Foreign ministry spokesman Guo Jiakun said Beijing favoured "consensus through dialogue" to "reduce misunderstandings, strengthen cooperation and promote the stable, healthy and sustainable development of China-US relations".
The negotiating teams in Stockholm were being led by US Treasury Secretary Scott Bessent and Chinese Vice Premier He Lifeng in Sweden.
They were meeting in the Rosenbad building, home to the Swedish government. The Chinese and US flags were raised in front of it for the talks.
- 'Shift' seen in US approach -
The previous round of China-US talks was held in London.
"There seems to have been a fairly significant shift in (US) administration thinking on China since particularly the London talks," said Emily Benson, head of strategy at Minerva Technology Futures.
"The mood now is much more focused on what's possible to achieve, on warming relations where possible and restraining any factors that could increase tensions," she told AFP.
Talks with China have not produced a deal but Benson said both countries have made progress, with certain rare earth and semiconductor flows restarting.
"Secretary Bessent has also signalled that he thinks a concrete outcome will be to delay the 90-day tariff pause," she said. "That's also promising, because it indicates that something potentially more substantive is on the horizon."
US-China Business Council president Sean Stein said the most important thing from Stockholm "is the atmosphere coming out".

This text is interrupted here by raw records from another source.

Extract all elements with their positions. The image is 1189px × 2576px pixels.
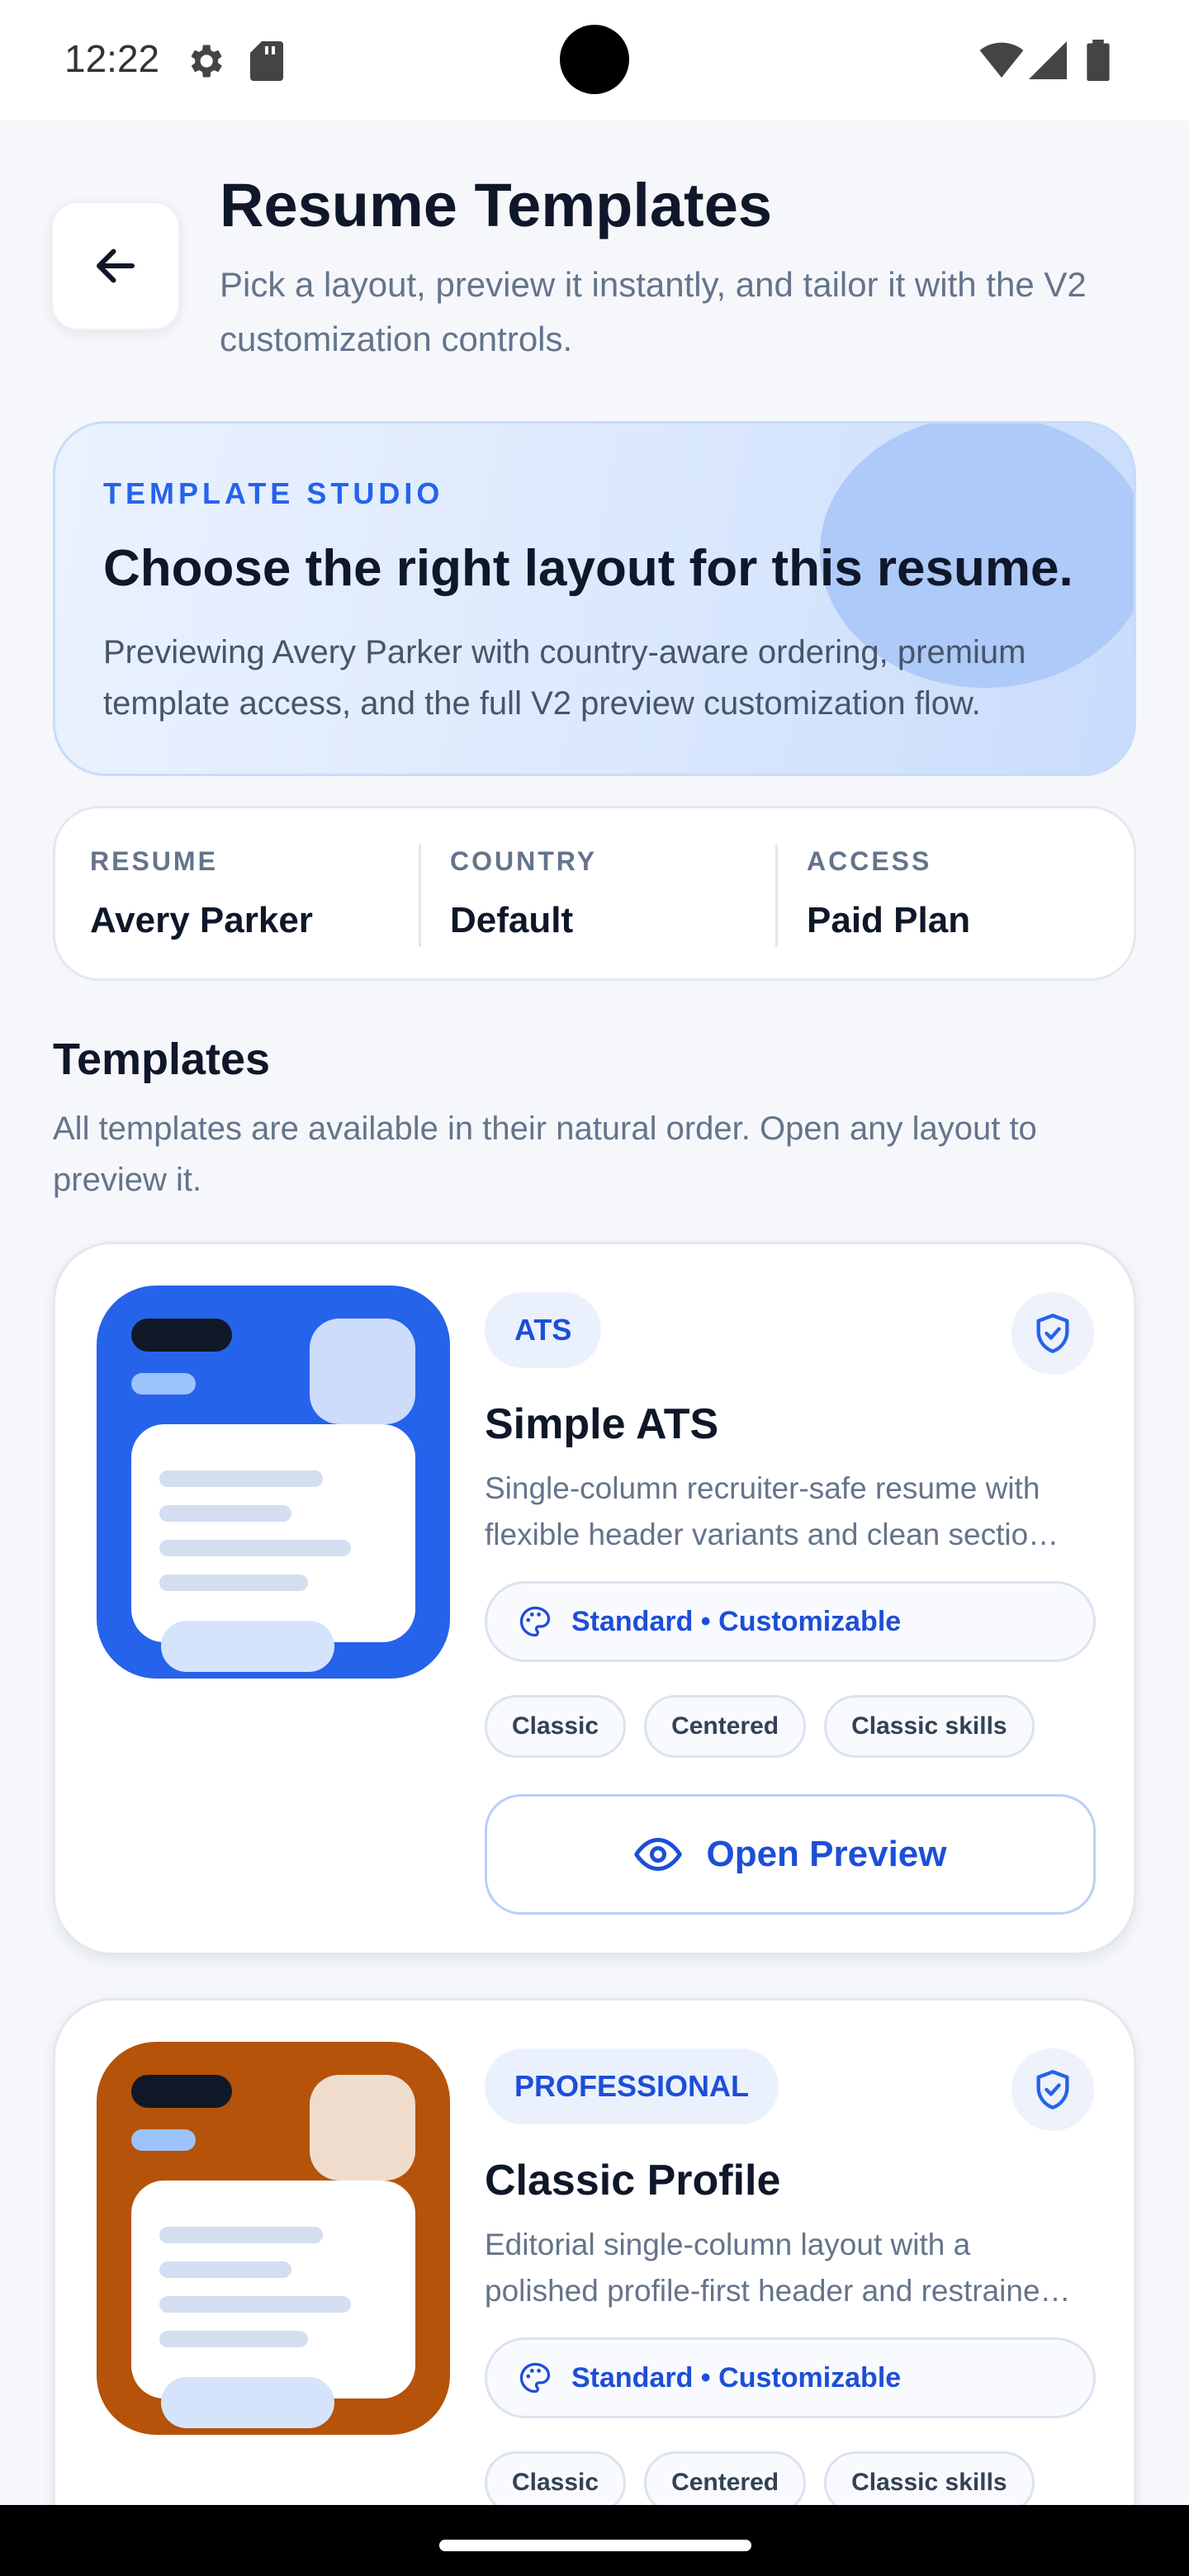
open-preview-label: Open Preview <box>706 1834 947 1874</box>
template-description: Editorial single-column layout with a po… <box>485 2222 1096 2314</box>
eye-icon <box>634 1838 683 1871</box>
template-name: Simple ATS <box>485 1400 719 1448</box>
home-gesture-handle[interactable] <box>439 2540 751 2551</box>
system-navigation-bar <box>0 2505 1189 2576</box>
info-value: Default <box>450 900 574 940</box>
thumb-line <box>159 2296 351 2313</box>
option-chip: Classic skills <box>824 1695 1035 1758</box>
thumb-line <box>159 1505 291 1522</box>
info-value: Paid Plan <box>807 900 971 940</box>
thumb-shape <box>131 1373 196 1395</box>
shield-check-icon <box>1036 2070 1069 2110</box>
template-studio-hero: TEMPLATE STUDIO Choose the right layout … <box>53 421 1136 776</box>
thumb-shape <box>310 2075 415 2181</box>
template-thumbnail[interactable] <box>97 2042 450 2435</box>
open-preview-button[interactable]: Open Preview <box>485 1794 1096 1915</box>
ats-verified-badge <box>1011 2048 1094 2131</box>
thumb-line <box>159 1540 351 1556</box>
thumb-shape <box>131 1319 232 1352</box>
cell-signal-icon <box>1029 41 1067 79</box>
battery-icon <box>1087 40 1110 81</box>
hero-description: Previewing Avery Parker with country-awa… <box>103 634 1026 722</box>
description-line: polished profile-first header and restra… <box>485 2274 1071 2308</box>
customization-badge: Standard • Customizable <box>485 1581 1096 1662</box>
template-options: Classic Centered Classic skills <box>485 1695 1035 1758</box>
palette-icon <box>519 1606 551 1637</box>
thumb-shape <box>131 2075 232 2108</box>
thumb-shape <box>310 1319 415 1424</box>
info-label: COUNTRY <box>450 846 598 876</box>
info-country: COUNTRY Default <box>450 846 597 941</box>
thumb-paper <box>131 2181 415 2398</box>
info-label: ACCESS <box>807 846 932 876</box>
thumb-line <box>159 1470 323 1487</box>
resume-info-card: RESUME Avery Parker COUNTRY Default ACCE… <box>53 806 1136 981</box>
template-card-classic-profile[interactable]: PROFESSIONAL Classic Profile Editorial s… <box>53 1998 1136 2576</box>
customization-badge: Standard • Customizable <box>485 2337 1096 2418</box>
thumb-shape <box>161 1621 334 1672</box>
page-title: Resume Templates <box>220 171 772 239</box>
feature-label: Standard • Customizable <box>571 1605 902 1637</box>
thumb-line <box>159 1574 308 1591</box>
template-thumbnail[interactable] <box>97 1286 450 1679</box>
camera-cutout <box>560 25 629 94</box>
thumb-shape <box>131 2129 196 2151</box>
description-line: flexible header variants and clean secti… <box>485 1518 1059 1551</box>
category-badge: PROFESSIONAL <box>485 2048 779 2124</box>
description-line: Single-column recruiter-safe resume with <box>485 1471 1040 1505</box>
page-subtitle: Pick a layout, preview it instantly, and… <box>220 265 1087 358</box>
template-name: Classic Profile <box>485 2157 781 2204</box>
thumb-line <box>159 2331 308 2347</box>
ats-verified-badge <box>1011 1292 1094 1375</box>
back-button[interactable] <box>51 201 180 330</box>
section-title: Templates <box>53 1035 271 1084</box>
feature-label: Standard • Customizable <box>571 2361 902 2394</box>
template-description: Single-column recruiter-safe resume with… <box>485 1466 1096 1558</box>
hero-title: Choose the right layout for this resume. <box>103 540 1073 597</box>
wifi-icon <box>979 42 1024 78</box>
divider <box>419 845 421 947</box>
info-access: ACCESS Paid Plan <box>807 846 970 941</box>
thumb-shape <box>161 2377 334 2428</box>
divider <box>775 845 778 947</box>
settings-gear-icon <box>191 45 222 78</box>
description-line: Editorial single-column layout with a <box>485 2228 971 2261</box>
option-chip: Centered <box>644 1695 807 1758</box>
category-badge: ATS <box>485 1292 602 1368</box>
hero-eyebrow: TEMPLATE STUDIO <box>103 476 444 510</box>
info-resume: RESUME Avery Parker <box>90 846 313 941</box>
palette-icon <box>519 2362 551 2394</box>
status-time: 12:22 <box>64 37 160 80</box>
template-card-simple-ats[interactable]: ATS Simple ATS Single-column recruiter-s… <box>53 1242 1136 1955</box>
sd-card-icon <box>250 41 283 81</box>
thumb-paper <box>131 1424 415 1642</box>
info-label: RESUME <box>90 846 218 876</box>
thumb-line <box>159 2227 323 2243</box>
shield-check-icon <box>1036 1314 1069 1353</box>
status-bar: 12:22 <box>0 0 1189 121</box>
info-value: Avery Parker <box>90 900 313 940</box>
option-chip: Classic <box>485 1695 627 1758</box>
section-description: All templates are available in their nat… <box>53 1110 1037 1198</box>
arrow-left-icon <box>97 249 135 283</box>
thumb-line <box>159 2261 291 2278</box>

"The business community is optimistic that the two presidents will meet later this year, hopefully in Beijing," he told AFP.

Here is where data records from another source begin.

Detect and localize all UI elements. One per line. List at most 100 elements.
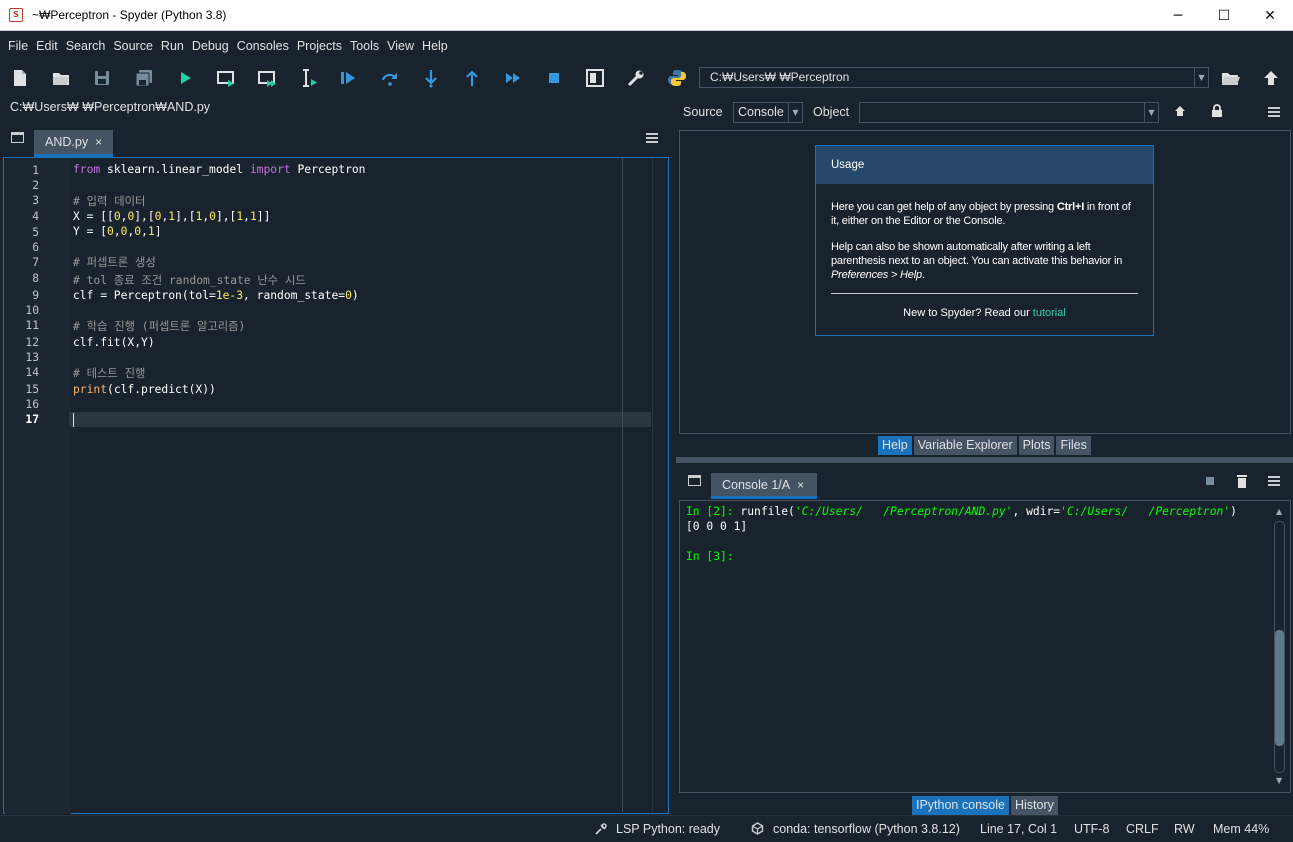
current-line-highlight <box>69 412 651 427</box>
open-folder-icon[interactable] <box>49 66 73 90</box>
line-number: 7 <box>32 256 39 269</box>
continue-icon[interactable] <box>501 66 525 90</box>
tab-variable-explorer[interactable]: Variable Explorer <box>913 436 1017 455</box>
step-over-icon[interactable] <box>378 66 402 90</box>
code-line: # 테스트 진행 <box>73 367 146 380</box>
scroll-up-icon[interactable]: ▲ <box>1276 507 1282 516</box>
usage-title: Usage <box>816 146 1153 184</box>
chevron-down-icon[interactable]: ▼ <box>1144 103 1158 122</box>
tab-console-1a[interactable]: Console 1/A × <box>711 473 817 499</box>
lock-icon[interactable] <box>1210 103 1224 118</box>
usage-divider <box>831 293 1138 294</box>
working-directory-value: C:₩Users₩ ₩Perceptron <box>710 70 850 84</box>
line-number: 9 <box>32 289 39 302</box>
scroll-down-icon[interactable]: ▼ <box>1276 776 1282 785</box>
help-pane-tabs: Help Variable Explorer Plots Files <box>878 436 1093 455</box>
menu-projects[interactable]: Projects <box>293 39 346 53</box>
run-cell-advance-icon[interactable] <box>255 66 279 90</box>
pane-splitter-horizontal[interactable] <box>676 457 1293 463</box>
menu-debug[interactable]: Debug <box>188 39 233 53</box>
step-into-icon[interactable] <box>419 66 443 90</box>
menu-help[interactable]: Help <box>418 39 452 53</box>
code-line: # tol 종료 조건 random_state 난수 시드 <box>73 274 306 287</box>
tab-files[interactable]: Files <box>1056 436 1091 455</box>
status-bar: LSP Python: ready conda: tensorflow (Pyt… <box>0 815 1293 842</box>
trash-icon[interactable] <box>1236 474 1248 488</box>
working-directory-combo[interactable]: C:₩Users₩ ₩Perceptron ▼ <box>699 67 1209 88</box>
line-number: 11 <box>25 319 39 332</box>
editor-tab-label: AND.py <box>45 135 89 149</box>
source-combo[interactable]: Console ▼ <box>733 102 803 123</box>
new-file-icon[interactable] <box>8 66 32 90</box>
run-cell-icon[interactable] <box>214 66 238 90</box>
maximize-pane-icon[interactable] <box>583 66 607 90</box>
menu-edit[interactable]: Edit <box>32 39 62 53</box>
undock-pane-icon[interactable] <box>11 132 24 143</box>
code-line: clf = Perceptron(tol=1e-3, random_state=… <box>73 289 359 302</box>
editor-scrollbar[interactable] <box>652 158 666 813</box>
edge-line <box>622 158 623 812</box>
browse-folder-icon[interactable] <box>1218 66 1242 90</box>
menu-search[interactable]: Search <box>62 39 110 53</box>
line-endings: CRLF <box>1126 822 1159 836</box>
step-return-icon[interactable] <box>460 66 484 90</box>
close-icon[interactable]: × <box>797 478 804 492</box>
stop-icon[interactable] <box>542 66 566 90</box>
code-line: from sklearn.linear_model import Percept… <box>73 163 366 176</box>
console-input-line: In [2]: runfile('C:/Users/ /Perceptron/A… <box>686 505 1237 518</box>
python-path-icon[interactable] <box>665 66 689 90</box>
line-number: 6 <box>32 241 39 254</box>
stop-kernel-icon[interactable] <box>1206 477 1214 485</box>
conda-env-status[interactable]: conda: tensorflow (Python 3.8.12) <box>773 822 960 836</box>
menu-source[interactable]: Source <box>109 39 157 53</box>
editor-file-path: C:₩Users₩ ₩Perceptron₩AND.py <box>10 100 211 114</box>
tab-plots[interactable]: Plots <box>1018 436 1055 455</box>
minimize-button[interactable]: ─ <box>1155 0 1201 31</box>
code-line: # 퍼셉트론 생성 <box>73 256 156 269</box>
tab-help[interactable]: Help <box>878 436 912 455</box>
object-input[interactable]: ▼ <box>859 102 1159 123</box>
usage-footer: New to Spyder? Read our tutorial <box>903 307 1066 319</box>
tutorial-link[interactable]: tutorial <box>1033 307 1066 319</box>
console-tab-label: Console 1/A <box>722 477 791 492</box>
code-line: clf.fit(X,Y) <box>73 336 155 349</box>
home-icon[interactable] <box>1173 104 1187 118</box>
console-scrollbar-thumb[interactable] <box>1275 630 1284 746</box>
close-icon[interactable]: × <box>95 135 102 149</box>
save-all-icon[interactable] <box>132 66 156 90</box>
run-selection-icon[interactable] <box>297 66 321 90</box>
tab-and-py[interactable]: AND.py × <box>34 130 113 157</box>
line-number: 3 <box>32 194 39 207</box>
undock-pane-icon[interactable] <box>688 475 701 486</box>
console-options-menu-icon[interactable] <box>1268 476 1280 486</box>
code-line: print(clf.predict(X)) <box>73 383 216 396</box>
menu-view[interactable]: View <box>383 39 418 53</box>
menu-run[interactable]: Run <box>157 39 188 53</box>
usage-paragraph-2: Help can also be shown automatically aft… <box>831 241 1123 281</box>
ipython-console[interactable] <box>679 500 1291 793</box>
line-number: 12 <box>25 336 39 349</box>
lsp-status: LSP Python: ready <box>616 822 721 836</box>
editor-options-menu-icon[interactable] <box>646 133 658 143</box>
close-window-button[interactable]: ✕ <box>1247 0 1293 31</box>
help-options-menu-icon[interactable] <box>1268 107 1280 117</box>
save-icon[interactable] <box>90 66 114 90</box>
usage-panel: Usage Here you can get help of any objec… <box>815 145 1154 336</box>
usage-paragraph-1: Here you can get help of any object by p… <box>831 201 1131 227</box>
chevron-down-icon[interactable]: ▼ <box>1194 68 1208 87</box>
preferences-icon[interactable] <box>624 66 648 90</box>
parent-dir-icon[interactable] <box>1259 66 1283 90</box>
lsp-status-icon <box>594 822 608 836</box>
tab-history[interactable]: History <box>1010 796 1058 815</box>
chevron-down-icon[interactable]: ▼ <box>788 103 802 122</box>
line-number: 2 <box>32 179 39 192</box>
menu-tools[interactable]: Tools <box>346 39 383 53</box>
source-value: Console <box>738 105 784 119</box>
debug-icon[interactable] <box>337 66 361 90</box>
tab-ipython-console[interactable]: IPython console <box>912 796 1009 815</box>
maximize-button[interactable]: ☐ <box>1201 0 1247 31</box>
menu-consoles[interactable]: Consoles <box>233 39 293 53</box>
run-icon[interactable] <box>173 66 197 90</box>
file-permissions: RW <box>1174 822 1195 836</box>
menu-file[interactable]: File <box>4 39 32 53</box>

Other countries in Trump's tariffs crosshairs have been parsing Washington's negotiations with China and the European Union for clues on what options they might have.
The US president has imposed a baseline 10-percent rate on most countries around the world, but has vowed to raise that from August 1 on certain nations if they do not make a deal.
He has threatened to hike tariffs up to 50 percent on partners such as Brazil and India.
Tariffs imposed by the Trump administration have already effectively raised duties on US imports to levels not seen since the 1930s, according to data from The Budget Lab research centre at Yale University.
Trump has announced pacts so far with the European Union, Britain, Vietnam, Japan, Indonesia and the Philippines, although details have been sparse.
The EU unveiled a pact with Washington on Sunday while South Korea is rushing to strike an agreement.
Breakthroughs have been patchy since Washington promised a flurry of agreements after unveiling -- and then swiftly postponing -- tariff hikes targeting dozens of economies in April.